Il primo obiettivo è riuscire a far digerire agli italiani la manovra che il governo si accinge a presentare. Il clima delle inchieste giudiziarie certo non aiuta. Per questo da giorni Silvio Berlusconi continua a ribadire inflessibilità contro chi ha sbagliato. Lo ha ripetuto anche a Bruno Vespa nel suo ultimo libro-intervista dal titolo «Nel segno del Cavaliere», di cui ieri sono state diffuse alcune anticipazioni che per alcune ore hanno scatenato dentro il Pdl un vero e proprio putiferio.

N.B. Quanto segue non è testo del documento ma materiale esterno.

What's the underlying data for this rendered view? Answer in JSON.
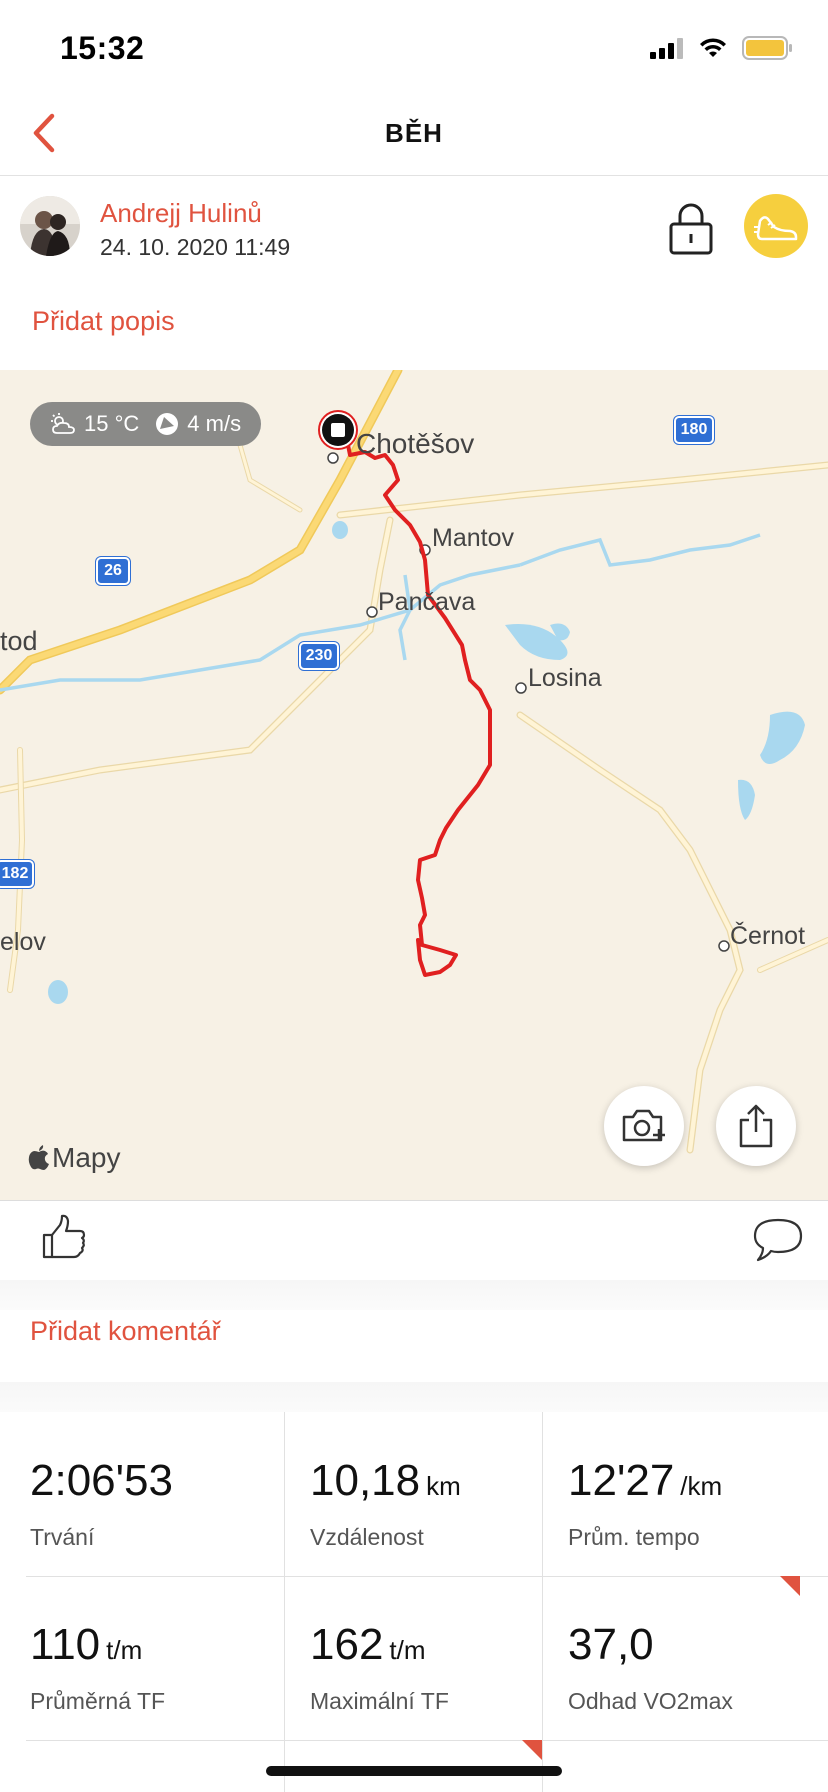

Tutta colpa di un «banalissimo equivoco», come spiegherà poi il premier costretto a intervenire due volte per risolverlo. A provocarlo la sua risposta a una domanda di Vespa sulla nuova tangentopoli con riferimento alle inchieste che vedono coinvolti anche l'ex ministro dell'Industria Claudio Scajola e il coordinatore del Pdl Denis Verdini: «Si tratta di casi personali e isolati che nulla hanno a che vedere con l'attività del governo e del partito», sono le parole del Cavaliere.

Sembra una presa di distanza netta rispetto ai due plenipotenziari del Pdl e, in particolare verso Verdini. La vicenda monta. Boatos di Palazzo raccontano di un Verdini in viaggio verso Firenze pronto a farsi da parte. Berlusconi decide così di intervenire. «Non ho mai pronunciato i nomi di Scajola e Verdini né altri nomi», dice il premier che spiega di essersi limitato a negare l'esistenza di una nuova tangentopoli. Ma non basta per riportare la pace. Vespa infatti conferma che Berlusconi di nomi non ne ha fatti, ma contemporaneamente ribadisce che la risposta del premier è arrivata su una domanda in cui «ho fatto riferimento tra l'altro alle inchieste su Scajola e Verdini». A quel punto Berlusconi fa uscire una seconda nota in cui esprime «la propria fiducia» al coordinatore del Pdl.

Il premier è preoccupato. Teme che l'inchiesta sulla «cricca» sia tutt'altro che finita, che nella rete dei magistrati possano finire altri nomi eccellenti. Ci tiene a far sapere – come riportato da Vespa – che il Pdl «non ha mai ricevuto finanziamenti illeciti», anzi semmai è stato il presidente del consiglio a intervenire sulle finanze del partito «con mezzi propri». Il premier parla di «isteria giustizialista», con riferimento alla pubblicazione della famigerata lista-Anemone («centinaia di nomi di clienti presentati come se fossero tutti colpevoli»), ma promette anche «nessuna indulgenza» verso i colpevoli. Nel frattempo però c'è da varare la manovra, rassicurare l'opinione pubblica (ieri in consiglio dei ministri ha fatto una generale reprimenda a quanti hanno diffuso «false notizie») e gestire la coabitazione Lega-Pdl, amplificata anche dalla rottura con Gianfranco Fini con cui ieri ha avuto un rapido vis-à-vis in occasione del funerale dei due alpini morti in Afghanistan. Un incontro dove non si è andati oltre le frasi di circostanza.

La distanza tra i due cofondatori resta. Fini accusa governo e Pdl di andare a rimorchio di Bossi. E mercoledì il Carroccio che fa? Festeggia il primo via libera al federalismo (quello demaniale) con il più acerrimo nemico, Antonio Di Pietro, e chiude qualunque spiraglio all'ipotesi di allargamento della maggioranza all'Udc di Pier Ferdinando Casini. La Lega si muove sempre più autonomamente. Arriva perfino a rispolverare la sua anima giustizialista e legalitaria, che in questo caso trova orecchie sensibili nei finiani pronti a mettersi di traverso sulle intercettazioni. «Non tollereremo coperture a qualunque livello», ha avvertito ieri il ministro dell'Interno Roberto Maroni che ha parlato, a proposito della «cricca», di un «sistema gelatinoso da spazzare via», lodando anche Roberto Saviano che (contrariamente a quanto aveva sostenuto Berlusconi) «ha fatto bene a scrivere Gomorra».